In any case it was undermining for the morale of the staff, who were being called on to work hard in sometimes dangerous circumstances, to see misleading and silly stories about what they were supposedly doing continually appearing in the newspapers. I had got fed up with the ‘MI5 Blunders’ headline, which seemed to be permanently made up and ready for use above any story in which the intelligence services figured. So the task was to get rid of that headline once and for all and to raise the level of debate about security matters. It was a mission to inform, using my high public profile as a way of doing it.
Clearly, an effective intelligence service cannot be entirely open about itself. Details of specific operations, techniques, the names of agents must always remain secret. But there is much that can and should be aired about the need for secret organisations in a democracy and how they should be controlled. There were risks, and many people ready to warn of them, not least some members of the Service who feared that greater openness would raise the profile and therefore the risks of terrorist attack. And they had a valid point. It was a question of balancing the risks and the rewards. ‘It will be a slippery slope,’ they said. ‘You may think you can set boundaries on what you will say, but the press will push remorselessly and you’ll find yourselves saying more and more.’ ‘A wise virgin keeps her veils,’ Simon Jenkins warned us in The Times.
I felt entirely confident about the story we had to tell and reasonably confident that we could s
tick to the boundaries we had set ourselves. We were an effective, well run, legally based and overseen organisation, of which the country could and should be proud. Like any organisation, we would not always get everything right, but when we did not, we were prepared to explain ourselves. We listened to the warnings, but decided that an even wiser virgin knows exactly how many veils she can cast off while remaining safe.
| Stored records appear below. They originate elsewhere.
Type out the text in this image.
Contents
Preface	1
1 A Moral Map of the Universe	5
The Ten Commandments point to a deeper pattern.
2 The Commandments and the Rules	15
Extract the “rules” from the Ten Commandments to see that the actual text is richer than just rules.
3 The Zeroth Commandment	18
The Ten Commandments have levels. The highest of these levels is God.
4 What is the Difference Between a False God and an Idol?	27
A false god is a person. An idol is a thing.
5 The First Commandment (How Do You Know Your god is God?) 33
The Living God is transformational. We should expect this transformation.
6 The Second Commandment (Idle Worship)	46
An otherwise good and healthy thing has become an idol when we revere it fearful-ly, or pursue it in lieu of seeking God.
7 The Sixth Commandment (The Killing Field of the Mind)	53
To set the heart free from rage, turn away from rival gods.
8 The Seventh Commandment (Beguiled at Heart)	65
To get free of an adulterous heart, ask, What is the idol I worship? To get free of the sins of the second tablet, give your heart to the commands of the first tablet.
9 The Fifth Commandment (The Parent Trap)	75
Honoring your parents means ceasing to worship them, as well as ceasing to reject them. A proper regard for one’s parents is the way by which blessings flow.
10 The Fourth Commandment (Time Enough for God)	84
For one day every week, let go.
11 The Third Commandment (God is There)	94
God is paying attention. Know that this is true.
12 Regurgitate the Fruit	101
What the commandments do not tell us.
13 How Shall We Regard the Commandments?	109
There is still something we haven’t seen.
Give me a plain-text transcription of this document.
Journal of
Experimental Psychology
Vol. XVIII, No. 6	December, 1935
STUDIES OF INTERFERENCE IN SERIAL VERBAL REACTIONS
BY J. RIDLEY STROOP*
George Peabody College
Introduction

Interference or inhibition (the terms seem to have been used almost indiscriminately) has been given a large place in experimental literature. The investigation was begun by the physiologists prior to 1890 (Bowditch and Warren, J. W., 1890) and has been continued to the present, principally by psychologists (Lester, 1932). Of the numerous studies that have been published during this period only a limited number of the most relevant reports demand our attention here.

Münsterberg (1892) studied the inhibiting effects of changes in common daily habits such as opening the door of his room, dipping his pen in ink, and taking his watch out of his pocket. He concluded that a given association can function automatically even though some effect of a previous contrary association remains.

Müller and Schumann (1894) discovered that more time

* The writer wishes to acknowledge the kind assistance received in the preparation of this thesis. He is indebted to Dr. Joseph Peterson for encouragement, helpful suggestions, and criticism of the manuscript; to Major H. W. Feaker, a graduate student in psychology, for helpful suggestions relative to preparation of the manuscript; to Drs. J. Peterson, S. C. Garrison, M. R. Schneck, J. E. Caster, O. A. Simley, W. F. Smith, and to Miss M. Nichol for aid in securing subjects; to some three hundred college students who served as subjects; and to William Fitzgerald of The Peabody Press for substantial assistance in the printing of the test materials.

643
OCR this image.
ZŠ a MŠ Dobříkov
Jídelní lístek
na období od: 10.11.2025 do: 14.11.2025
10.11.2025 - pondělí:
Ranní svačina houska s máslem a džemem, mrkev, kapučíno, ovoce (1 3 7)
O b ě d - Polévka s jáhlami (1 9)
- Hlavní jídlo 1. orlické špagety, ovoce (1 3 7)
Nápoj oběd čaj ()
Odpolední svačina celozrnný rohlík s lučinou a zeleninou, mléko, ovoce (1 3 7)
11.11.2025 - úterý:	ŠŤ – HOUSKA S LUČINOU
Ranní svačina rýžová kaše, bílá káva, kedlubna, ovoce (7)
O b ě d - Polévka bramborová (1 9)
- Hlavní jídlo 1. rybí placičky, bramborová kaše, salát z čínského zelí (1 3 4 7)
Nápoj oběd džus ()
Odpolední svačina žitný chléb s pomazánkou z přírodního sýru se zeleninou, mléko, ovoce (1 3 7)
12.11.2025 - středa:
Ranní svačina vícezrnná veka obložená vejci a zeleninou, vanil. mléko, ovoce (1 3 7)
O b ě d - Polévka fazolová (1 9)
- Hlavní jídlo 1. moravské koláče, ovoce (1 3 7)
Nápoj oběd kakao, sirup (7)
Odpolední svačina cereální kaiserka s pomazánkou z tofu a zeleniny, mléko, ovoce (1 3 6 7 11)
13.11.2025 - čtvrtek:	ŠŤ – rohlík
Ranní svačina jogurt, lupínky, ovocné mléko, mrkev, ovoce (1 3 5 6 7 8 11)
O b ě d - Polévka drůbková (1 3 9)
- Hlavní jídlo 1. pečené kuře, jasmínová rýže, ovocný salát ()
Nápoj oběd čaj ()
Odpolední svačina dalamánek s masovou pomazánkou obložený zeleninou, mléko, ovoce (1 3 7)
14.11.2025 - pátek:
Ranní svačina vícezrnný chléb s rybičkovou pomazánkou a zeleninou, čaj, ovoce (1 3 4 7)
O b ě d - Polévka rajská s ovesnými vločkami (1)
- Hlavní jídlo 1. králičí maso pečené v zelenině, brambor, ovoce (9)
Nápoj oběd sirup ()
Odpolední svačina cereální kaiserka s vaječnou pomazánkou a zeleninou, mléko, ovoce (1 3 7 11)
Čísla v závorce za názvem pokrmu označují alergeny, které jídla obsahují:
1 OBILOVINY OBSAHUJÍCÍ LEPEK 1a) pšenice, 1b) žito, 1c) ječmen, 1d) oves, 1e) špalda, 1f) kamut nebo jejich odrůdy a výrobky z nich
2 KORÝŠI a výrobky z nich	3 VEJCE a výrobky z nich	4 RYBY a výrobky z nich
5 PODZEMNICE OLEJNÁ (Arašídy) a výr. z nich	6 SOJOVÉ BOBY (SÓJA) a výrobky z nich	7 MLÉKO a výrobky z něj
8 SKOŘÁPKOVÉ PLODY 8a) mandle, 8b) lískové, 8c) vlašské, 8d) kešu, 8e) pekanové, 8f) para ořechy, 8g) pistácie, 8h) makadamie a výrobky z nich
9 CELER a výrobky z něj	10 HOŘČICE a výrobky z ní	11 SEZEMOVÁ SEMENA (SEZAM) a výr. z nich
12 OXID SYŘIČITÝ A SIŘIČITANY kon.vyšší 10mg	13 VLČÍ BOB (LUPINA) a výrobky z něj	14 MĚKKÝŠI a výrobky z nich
So an openness programme was drawn up in the hope of getting us off the back foot and into the lead. We did not take advice from PR consultants, but worked it out for ourselves. The various steps were obvious, though they were not achieved without a considerable amount of angst elsewhere in the system. A first step was to publish a booklet about MI5, putting some facts into the public domain for the first time. It is now in its third edition. The process of getting the first edition off the stocks would have made a good episode of Yes Minister. After much debate about the principle and the content – every word of the draft text was scrutinised in case it said something that somebody might regret at some time in the future – Whitehall reluctantly acquiesced and the Home Office even agreed that when it was published, I should present it to the media at a launch conference at the Home Office.